Em situações de interrupção no fornecimento de energia elétrica de grande escala, como um apagão, a impossibilidade de prestar trabalho pode surgir para muitos colaboradores. A questão que se coloca é se, nestes casos, o empregador pode ou não descontar o dia de trabalho não realizado.
É importante sublinhar que a legislação laboral portuguesa não prevê uma disposição específica e detalhada para a situação particular de um apagão generalizado. Contudo, existem princípios e normas gerais que podem ser aplicados por analogia e que merecem ser considerados.
De grosso modo, o contrato de trabalho pressupõe a prestação de trabalho por parte do trabalhador e a correspondente retribuição por parte do empregador. A ausência ao trabalho pode, em certas circunstâncias, justificar a perda da retribuição correspondente. No entanto, quando a impossibilidade de trabalhar decorre de um evento imprevisível e inevitável, como um apagão de grande dimensão, a situação pode ser vista de forma diferente.

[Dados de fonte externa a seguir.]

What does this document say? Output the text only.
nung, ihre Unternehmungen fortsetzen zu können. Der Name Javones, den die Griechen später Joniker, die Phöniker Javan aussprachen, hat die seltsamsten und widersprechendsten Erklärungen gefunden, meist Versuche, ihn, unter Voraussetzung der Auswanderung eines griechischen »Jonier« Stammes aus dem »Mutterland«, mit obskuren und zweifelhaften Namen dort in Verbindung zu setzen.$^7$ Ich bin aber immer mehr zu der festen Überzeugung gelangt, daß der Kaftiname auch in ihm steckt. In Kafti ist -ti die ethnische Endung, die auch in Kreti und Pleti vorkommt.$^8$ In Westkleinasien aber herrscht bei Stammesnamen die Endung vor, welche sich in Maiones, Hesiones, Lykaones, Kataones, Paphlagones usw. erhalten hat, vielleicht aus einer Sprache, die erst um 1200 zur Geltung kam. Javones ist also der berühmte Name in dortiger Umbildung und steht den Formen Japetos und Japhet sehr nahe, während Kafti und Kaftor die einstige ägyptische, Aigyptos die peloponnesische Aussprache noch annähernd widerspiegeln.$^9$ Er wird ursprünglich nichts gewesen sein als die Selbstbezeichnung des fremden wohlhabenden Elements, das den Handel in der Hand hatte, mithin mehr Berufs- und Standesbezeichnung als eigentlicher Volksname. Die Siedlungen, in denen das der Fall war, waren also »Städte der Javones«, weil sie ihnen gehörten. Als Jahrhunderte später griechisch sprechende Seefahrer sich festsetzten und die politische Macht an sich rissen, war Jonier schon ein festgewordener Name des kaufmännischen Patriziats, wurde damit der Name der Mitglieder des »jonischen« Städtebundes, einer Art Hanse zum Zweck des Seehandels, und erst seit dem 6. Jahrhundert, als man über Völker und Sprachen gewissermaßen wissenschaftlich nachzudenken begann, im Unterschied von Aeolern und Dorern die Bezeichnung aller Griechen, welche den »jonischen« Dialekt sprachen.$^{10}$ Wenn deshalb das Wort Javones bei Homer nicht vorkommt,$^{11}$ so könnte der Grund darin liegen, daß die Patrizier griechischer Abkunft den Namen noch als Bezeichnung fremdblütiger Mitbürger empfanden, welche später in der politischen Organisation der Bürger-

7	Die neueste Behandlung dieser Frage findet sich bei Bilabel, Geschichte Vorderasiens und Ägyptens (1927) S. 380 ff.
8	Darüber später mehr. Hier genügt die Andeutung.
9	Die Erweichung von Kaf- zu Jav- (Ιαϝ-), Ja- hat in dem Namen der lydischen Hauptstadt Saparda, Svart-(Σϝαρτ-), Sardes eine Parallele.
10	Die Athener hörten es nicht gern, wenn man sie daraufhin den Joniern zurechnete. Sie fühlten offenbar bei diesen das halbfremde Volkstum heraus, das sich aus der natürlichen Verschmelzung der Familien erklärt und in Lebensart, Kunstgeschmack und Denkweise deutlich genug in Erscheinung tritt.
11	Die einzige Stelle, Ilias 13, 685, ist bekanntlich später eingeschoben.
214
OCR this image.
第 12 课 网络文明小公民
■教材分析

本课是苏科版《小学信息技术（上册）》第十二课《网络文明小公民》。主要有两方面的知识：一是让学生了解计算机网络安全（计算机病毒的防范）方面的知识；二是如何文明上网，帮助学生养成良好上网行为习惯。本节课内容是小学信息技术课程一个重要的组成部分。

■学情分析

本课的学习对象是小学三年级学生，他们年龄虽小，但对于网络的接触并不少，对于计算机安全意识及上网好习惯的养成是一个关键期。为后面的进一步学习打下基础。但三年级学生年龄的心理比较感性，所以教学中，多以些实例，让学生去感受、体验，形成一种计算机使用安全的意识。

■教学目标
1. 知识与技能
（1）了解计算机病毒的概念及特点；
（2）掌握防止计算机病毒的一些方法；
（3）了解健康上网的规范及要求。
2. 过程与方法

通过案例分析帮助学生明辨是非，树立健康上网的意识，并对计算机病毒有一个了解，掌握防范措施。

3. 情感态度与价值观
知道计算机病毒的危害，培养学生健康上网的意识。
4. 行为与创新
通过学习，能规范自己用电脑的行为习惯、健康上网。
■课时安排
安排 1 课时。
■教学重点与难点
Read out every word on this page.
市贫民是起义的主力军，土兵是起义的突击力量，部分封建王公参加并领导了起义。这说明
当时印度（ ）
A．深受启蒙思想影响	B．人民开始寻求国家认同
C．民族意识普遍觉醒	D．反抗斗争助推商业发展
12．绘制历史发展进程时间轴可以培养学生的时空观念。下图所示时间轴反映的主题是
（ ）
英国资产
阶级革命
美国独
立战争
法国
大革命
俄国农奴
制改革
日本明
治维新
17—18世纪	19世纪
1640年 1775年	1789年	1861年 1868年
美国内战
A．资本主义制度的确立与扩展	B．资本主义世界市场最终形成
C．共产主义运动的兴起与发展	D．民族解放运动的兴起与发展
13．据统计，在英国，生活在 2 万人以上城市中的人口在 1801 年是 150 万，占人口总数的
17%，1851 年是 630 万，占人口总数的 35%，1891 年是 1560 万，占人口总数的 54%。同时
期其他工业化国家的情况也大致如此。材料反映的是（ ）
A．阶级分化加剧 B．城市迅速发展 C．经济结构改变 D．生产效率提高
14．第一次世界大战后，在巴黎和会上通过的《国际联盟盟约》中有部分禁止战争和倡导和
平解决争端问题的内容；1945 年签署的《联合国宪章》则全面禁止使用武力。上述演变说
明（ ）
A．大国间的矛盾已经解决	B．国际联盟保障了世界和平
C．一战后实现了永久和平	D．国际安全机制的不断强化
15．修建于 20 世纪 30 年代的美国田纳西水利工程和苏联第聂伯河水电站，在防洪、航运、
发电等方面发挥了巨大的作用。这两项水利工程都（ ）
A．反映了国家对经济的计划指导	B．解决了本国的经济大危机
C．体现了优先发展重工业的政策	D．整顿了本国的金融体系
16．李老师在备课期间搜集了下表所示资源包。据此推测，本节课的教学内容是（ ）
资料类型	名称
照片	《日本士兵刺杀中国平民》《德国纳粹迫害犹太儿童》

Alguns argumentam que, nestas situações, a ausência ao trabalho não seria imputável ao trabalhador, mas sim a uma circunstância de força maior que afeta a capacidade de funcionamento da própria empresa. Nestes casos, descontar o dia poderia ser considerado injusto.
Por outro lado, os empregadores podem invocar o princípio de que a retribuição é devida pela prestação efetiva de trabalho. Se o trabalhador não pôde trabalhar devido ao apagão, mesmo que por uma razão externa, a obrigação de remunerar poderia ser questionada.
É crucial referir que a forma como esta situação é gerida pode depender de diversos fatores, incluindo:
- A duração do apagão: Uma interrupção breve pode ter um tratamento diferente de um apagão que se prolongue por todo o dia de trabalho.
- A possibilidade de realizar trabalho alternativo: Se o trabalhador puder desempenhar outras tarefas, mesmo sem energia elétrica, a situação pode ser diferente.
- Acordos individuais ou coletivos: Existência de contratos de trabalho ou convenções coletivas de trabalho que prevejam situações de suspensão do trabalho por motivos de força maior.
- A política da empresa: Algumas empresas podem optar por abonar o dia de trabalho nestas situações como um gesto de boa-fé e reconhecimento das circunstâncias.
Em suma, a questão do desconto do dia de trabalho em caso de apagão não tem uma resposta simples e direta na legislação laboral portuguesa.
A análise deve ser feita caso a caso, considerando os princípios gerais do direito do trabalho e as circunstâncias específicas da situação. Recomenda-se cautela na tomada de decisões unilaterais, sendo preferível o diálogo entre empregadores e trabalhadores ou a consulta a especialistas em direito do trabalho para evitar potenciais litígios.